Maik? Wieso hast du nicht gesagt, dass du wieder kommst?

Ich reichte ihm mein Handy und grinste so sehr wie schon lange nicht mehr.
,,Bist du krank, oder wieso kannst du nicht sprechen?", fragte er verwirrt, als er mir das Handy wieder gab.

Lange Geschichte. Willst du mit zu mir kommen?

,,Klar gerne."

Zusammen liefen wir zu dem Haus meiner Tante. Heute morgen kam mir der Weg länger vor.
,,Seid ihr umgezogen?", fragte Maik. Ich nickte. Das alte Haus wäre zu groß gewesen. Als ich aufschloss, kam mir direkt meine Tante entgegen.
,,Nina, wie geht's dir? Oh, du hast einen Freund mitgebracht.", sagte sie überrascht. In ihren Augen konnte man sehen dass sie überrascht war. Und sie war unglaublich froh, da sie dachte, ich hätte neue Freunde gefunden.
,,Oh Hallo. Ich bin Maik.", freundlich wie Maik war, streckte er meiner Tante die Hand hin.
,,Oh Nenn mich doch bitte Emma und fühle dich wie zuhause."
Maik sah mich verwundert an. War ja klar, er ist an meinem 15. Geburtstag gegangen. Seit dem hatten wir kaum Kontakt. Ich zog mir die ungemütlichen Schuhe aus und nahm Maiks Hand und zog ihn mit in mein Zimmer.

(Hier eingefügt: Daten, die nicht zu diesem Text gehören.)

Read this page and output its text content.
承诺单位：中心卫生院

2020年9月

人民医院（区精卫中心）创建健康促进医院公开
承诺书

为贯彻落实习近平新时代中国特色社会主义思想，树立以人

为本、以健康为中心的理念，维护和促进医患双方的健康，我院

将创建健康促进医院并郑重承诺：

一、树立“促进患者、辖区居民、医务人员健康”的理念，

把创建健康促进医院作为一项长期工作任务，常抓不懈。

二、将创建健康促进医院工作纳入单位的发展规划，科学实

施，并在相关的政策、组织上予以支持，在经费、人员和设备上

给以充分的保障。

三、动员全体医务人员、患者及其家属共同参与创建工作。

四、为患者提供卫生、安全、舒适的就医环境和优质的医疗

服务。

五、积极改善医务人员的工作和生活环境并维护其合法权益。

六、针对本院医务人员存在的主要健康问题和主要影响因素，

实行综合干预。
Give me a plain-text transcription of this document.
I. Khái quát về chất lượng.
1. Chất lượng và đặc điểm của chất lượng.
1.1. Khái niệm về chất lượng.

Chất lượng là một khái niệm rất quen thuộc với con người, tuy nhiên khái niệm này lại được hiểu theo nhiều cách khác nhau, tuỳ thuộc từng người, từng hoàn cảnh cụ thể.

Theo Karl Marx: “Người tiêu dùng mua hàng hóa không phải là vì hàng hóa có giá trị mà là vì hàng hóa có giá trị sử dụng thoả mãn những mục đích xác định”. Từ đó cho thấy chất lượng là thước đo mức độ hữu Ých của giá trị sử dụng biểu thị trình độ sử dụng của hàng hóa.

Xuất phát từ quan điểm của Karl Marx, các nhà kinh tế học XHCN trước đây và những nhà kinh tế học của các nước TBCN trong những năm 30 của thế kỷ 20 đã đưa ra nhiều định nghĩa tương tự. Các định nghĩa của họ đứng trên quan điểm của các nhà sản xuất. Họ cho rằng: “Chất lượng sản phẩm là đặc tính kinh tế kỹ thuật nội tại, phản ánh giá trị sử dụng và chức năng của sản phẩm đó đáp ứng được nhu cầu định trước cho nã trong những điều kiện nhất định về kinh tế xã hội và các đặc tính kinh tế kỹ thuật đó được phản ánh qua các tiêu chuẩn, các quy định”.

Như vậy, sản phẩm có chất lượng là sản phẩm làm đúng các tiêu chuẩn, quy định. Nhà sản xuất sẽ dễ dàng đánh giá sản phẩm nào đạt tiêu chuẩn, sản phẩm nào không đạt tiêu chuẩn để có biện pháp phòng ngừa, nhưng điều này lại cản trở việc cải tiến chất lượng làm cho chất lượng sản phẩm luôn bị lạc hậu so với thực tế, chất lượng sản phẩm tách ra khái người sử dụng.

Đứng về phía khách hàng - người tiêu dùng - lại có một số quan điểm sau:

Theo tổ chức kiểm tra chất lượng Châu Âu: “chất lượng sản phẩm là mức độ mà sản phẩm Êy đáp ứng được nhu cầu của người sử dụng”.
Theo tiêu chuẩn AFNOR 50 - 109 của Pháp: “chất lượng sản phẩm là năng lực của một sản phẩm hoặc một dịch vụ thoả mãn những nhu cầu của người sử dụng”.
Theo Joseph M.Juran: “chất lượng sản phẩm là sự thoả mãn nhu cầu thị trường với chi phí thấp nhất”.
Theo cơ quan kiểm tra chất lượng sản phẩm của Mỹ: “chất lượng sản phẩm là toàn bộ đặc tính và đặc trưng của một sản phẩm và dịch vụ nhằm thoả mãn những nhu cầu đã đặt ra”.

Da ich auf die Einrichtung scheiße, war mein Zimmer leer, bis auf ein Bett ein Kleiderschrank und einem Schreibtisch. Das einzige Accessoires was ich besaß war meine Gitarre, die mein Vater mir geschenkt hatte. Zu meinem 15. Geburtstag.
,,Ich glaube, ich habe so einiges verpasst.", flüsterte Maik und setzte sich auf mein Bett. Ich setzte mich auf mein Schreibtischstuhl und zog die Schultern hoch. Ich rede nicht gerne über meine Vergangenheit. Ich drehte mich zu meinem Schreibtisch um und schrieb auf ein Blatt, in der Wohnung sind überall Blätter für mich am liegen. Als ich fertig war, gab ich es ihm.

Das ist mein neues Leben. Entweder du akzeptierst es oder du gehst. Ich werde dir nichts erzählen.